The amount of energy it takes to get up each day and soldier on through the headaches, to deal with the vision loss and vision fatigue, to deal with continually adjusting my life to meet my restrictions, to understand my changing prognosis, to keep up with the demands from my day job, trying to learn how to work part-time and learn the assistive software, trying to maintain some study so that I can complete me Wellness Coaching certificate this year, to be social and to rest, it’s just so much.
It’s really hard being a sick person, I don’t want to be known or seen as a sick person, but my body doesn’t have the same energy or capacity as it used to and my return to work restrictions from my doctors confirm that I’m not at full capacity and nor should I be. I have 20-odd stitches in my eye that are like an open wound and constantly remind me that they are there through pain, aches and headaches.

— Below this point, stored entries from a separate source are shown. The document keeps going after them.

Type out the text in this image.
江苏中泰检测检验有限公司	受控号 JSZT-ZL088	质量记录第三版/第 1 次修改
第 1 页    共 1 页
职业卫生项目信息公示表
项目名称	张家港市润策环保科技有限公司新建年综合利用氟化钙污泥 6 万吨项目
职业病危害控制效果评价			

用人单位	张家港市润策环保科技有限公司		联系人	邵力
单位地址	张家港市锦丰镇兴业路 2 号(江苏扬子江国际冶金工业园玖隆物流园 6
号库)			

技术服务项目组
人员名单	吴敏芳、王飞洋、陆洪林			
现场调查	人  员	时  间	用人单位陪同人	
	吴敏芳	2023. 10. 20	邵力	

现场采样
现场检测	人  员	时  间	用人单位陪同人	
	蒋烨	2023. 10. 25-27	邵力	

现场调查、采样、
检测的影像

I’m anxious 24-7 about doing something to hurt my eye. I know the doctors meant well when they told me to be careful, but having so much onus put on whether or not I’ll gain sight from this graft is just too much.
I also have my nut allergies and I’m more afraid now of going into anaphylaxis than ever before because of the risk that the allergic reaction or the adrenalin from the epi pen could cause the graft to reject. At least one meal every day I’m anxious about eating, this isn’t helping my body to heal.